- Location: RM of Ponass Lake No. 367, Saskatchewan
- Coordinates: 52°16′00″N 103°58′02″W﻿ / ﻿52.2667°N 103.9672°W
- Part of: Nelson River drainage basin
- Basin countries: Canada
- Max. length: 15 km (9.3 mi)
- Max. width: 10 km (6.2 mi)
- Surface area: 2,995 ha (7,400 acres)
- Shore length^{1}: 162 km (101 mi)
- Surface elevation: 549 m (1,801 ft)

= Ponass Lakes =

Lake in Saskatchewan, Canada

Ponass Lakes consist of six shallow, marshy lake basins ranging in size from 98 ha to 1631 ha in the central part of the Canadian province of Saskatchewan. The lakes and marsh are located within the Aspen Parkland ecoregion and are surrounded by groves of trembling aspen and farmland. The water levels are controlled by a series of dams operated by Ducks Unlimited Canada. The outflow for the lakes and marsh flows through a short creek at the north end. The creek flows into George Williams Lake, which is within the Red Deer River drainage basin.

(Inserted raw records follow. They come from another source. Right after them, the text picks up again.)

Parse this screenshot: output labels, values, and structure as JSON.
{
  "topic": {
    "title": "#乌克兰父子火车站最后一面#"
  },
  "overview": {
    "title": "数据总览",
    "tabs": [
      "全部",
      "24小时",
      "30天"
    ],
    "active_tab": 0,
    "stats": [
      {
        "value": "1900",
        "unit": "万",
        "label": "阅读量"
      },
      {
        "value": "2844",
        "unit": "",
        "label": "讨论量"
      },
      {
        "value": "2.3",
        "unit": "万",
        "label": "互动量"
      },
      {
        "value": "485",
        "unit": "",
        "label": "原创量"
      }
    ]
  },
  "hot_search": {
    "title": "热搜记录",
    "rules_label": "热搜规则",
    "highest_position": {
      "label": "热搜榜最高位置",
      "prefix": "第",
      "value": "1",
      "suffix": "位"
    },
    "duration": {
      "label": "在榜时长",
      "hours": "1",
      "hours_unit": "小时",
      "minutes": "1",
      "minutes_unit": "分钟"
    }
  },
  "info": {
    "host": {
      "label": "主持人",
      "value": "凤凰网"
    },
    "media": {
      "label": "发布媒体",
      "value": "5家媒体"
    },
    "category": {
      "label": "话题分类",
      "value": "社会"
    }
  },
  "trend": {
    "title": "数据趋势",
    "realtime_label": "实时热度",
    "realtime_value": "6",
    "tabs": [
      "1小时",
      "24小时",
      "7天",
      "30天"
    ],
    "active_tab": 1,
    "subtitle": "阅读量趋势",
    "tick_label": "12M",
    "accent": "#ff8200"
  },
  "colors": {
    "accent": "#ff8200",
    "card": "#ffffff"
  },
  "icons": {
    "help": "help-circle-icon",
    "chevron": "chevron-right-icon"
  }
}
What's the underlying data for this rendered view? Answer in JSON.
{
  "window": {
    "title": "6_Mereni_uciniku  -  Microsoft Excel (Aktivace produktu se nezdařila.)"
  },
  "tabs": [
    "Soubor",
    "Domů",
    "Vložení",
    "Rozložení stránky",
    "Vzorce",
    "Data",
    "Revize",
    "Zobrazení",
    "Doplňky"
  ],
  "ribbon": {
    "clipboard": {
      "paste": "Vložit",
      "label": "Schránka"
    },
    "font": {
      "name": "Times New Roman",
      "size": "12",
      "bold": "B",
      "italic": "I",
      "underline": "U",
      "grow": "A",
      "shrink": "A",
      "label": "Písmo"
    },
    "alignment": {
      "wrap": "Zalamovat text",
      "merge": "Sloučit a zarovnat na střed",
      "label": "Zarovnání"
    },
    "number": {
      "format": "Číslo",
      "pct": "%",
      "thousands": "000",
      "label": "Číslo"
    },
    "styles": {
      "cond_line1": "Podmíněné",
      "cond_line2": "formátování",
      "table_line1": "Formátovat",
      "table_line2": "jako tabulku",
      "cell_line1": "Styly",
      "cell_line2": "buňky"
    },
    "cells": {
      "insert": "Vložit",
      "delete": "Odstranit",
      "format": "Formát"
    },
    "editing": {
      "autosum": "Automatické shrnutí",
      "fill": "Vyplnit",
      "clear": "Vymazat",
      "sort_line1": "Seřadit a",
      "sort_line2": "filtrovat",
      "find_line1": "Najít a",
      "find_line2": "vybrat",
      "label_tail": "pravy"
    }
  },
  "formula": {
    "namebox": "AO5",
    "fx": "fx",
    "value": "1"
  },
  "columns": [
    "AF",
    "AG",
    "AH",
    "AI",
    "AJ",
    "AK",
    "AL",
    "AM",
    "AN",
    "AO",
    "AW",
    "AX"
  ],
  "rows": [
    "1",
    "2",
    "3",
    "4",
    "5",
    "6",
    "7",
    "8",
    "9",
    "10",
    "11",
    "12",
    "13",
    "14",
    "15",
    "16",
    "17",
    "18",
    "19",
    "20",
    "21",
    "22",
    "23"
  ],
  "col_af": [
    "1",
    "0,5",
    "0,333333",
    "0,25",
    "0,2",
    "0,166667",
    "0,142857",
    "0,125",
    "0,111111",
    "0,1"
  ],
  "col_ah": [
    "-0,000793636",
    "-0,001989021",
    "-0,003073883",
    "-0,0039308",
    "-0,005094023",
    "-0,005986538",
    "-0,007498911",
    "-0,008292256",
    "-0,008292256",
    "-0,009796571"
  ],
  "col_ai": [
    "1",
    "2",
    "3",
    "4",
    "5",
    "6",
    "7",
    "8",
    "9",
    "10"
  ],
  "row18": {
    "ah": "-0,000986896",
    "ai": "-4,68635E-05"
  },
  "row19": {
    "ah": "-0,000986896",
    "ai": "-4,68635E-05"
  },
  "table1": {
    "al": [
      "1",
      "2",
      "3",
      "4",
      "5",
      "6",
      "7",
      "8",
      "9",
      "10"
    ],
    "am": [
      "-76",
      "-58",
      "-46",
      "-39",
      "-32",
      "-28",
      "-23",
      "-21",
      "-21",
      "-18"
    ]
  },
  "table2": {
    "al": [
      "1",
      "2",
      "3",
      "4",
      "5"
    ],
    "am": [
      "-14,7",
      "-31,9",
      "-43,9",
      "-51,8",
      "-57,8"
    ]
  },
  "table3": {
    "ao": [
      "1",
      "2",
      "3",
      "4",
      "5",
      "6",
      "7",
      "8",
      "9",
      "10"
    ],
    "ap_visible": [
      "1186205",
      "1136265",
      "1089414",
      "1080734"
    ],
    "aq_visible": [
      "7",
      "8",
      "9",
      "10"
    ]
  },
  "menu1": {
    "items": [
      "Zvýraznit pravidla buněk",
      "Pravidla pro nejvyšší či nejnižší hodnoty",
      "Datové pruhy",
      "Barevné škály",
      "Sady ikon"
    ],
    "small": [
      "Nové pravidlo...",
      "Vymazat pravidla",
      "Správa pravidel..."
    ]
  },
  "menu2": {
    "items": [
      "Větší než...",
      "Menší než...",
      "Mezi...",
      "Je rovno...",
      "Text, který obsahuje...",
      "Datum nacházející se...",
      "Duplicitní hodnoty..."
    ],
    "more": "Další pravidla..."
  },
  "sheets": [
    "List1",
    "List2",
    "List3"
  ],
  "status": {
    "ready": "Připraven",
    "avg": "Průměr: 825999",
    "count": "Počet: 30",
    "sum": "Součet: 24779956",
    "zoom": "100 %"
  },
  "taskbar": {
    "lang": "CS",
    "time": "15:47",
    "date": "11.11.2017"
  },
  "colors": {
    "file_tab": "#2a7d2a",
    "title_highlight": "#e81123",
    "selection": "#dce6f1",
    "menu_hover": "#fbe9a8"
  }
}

The lakes and marsh are in the RM of Ponass Lake No. 367 north-west of the town of Kelvington. Access is from Highway 35.

Ponass Lakes and the surrounding marsh are nationally important for migratory birds and are within an Important Bird Area (IBA) of Canada. The Ponass Marsh was the first designated Heritage Marsh in Saskatchewan.

== Ponass Lake Heritage Marsh and IBA ==
Ponas Lake Heritage Marsh was established in 1981 and encompasses the marsh and lakes, covering an area of about 2995 ha. The wetland and part of the surrounding upland are also part of the Ponass Lake (SK 072) Important Bird Area of Canada. The IBA covers an area of 289.04 km2 and birds found there include ducks, Canada geese, sandhill cranes, snow geese, whooping cranes, peregrine falcons, American coots, black-crowned night-herons, American bitterns, soras, American white pelicans, black terns, common terns, pied-billed grebes, red-necked grebes, great blue herons, Franklin's gulls, and greater white-fronted geese.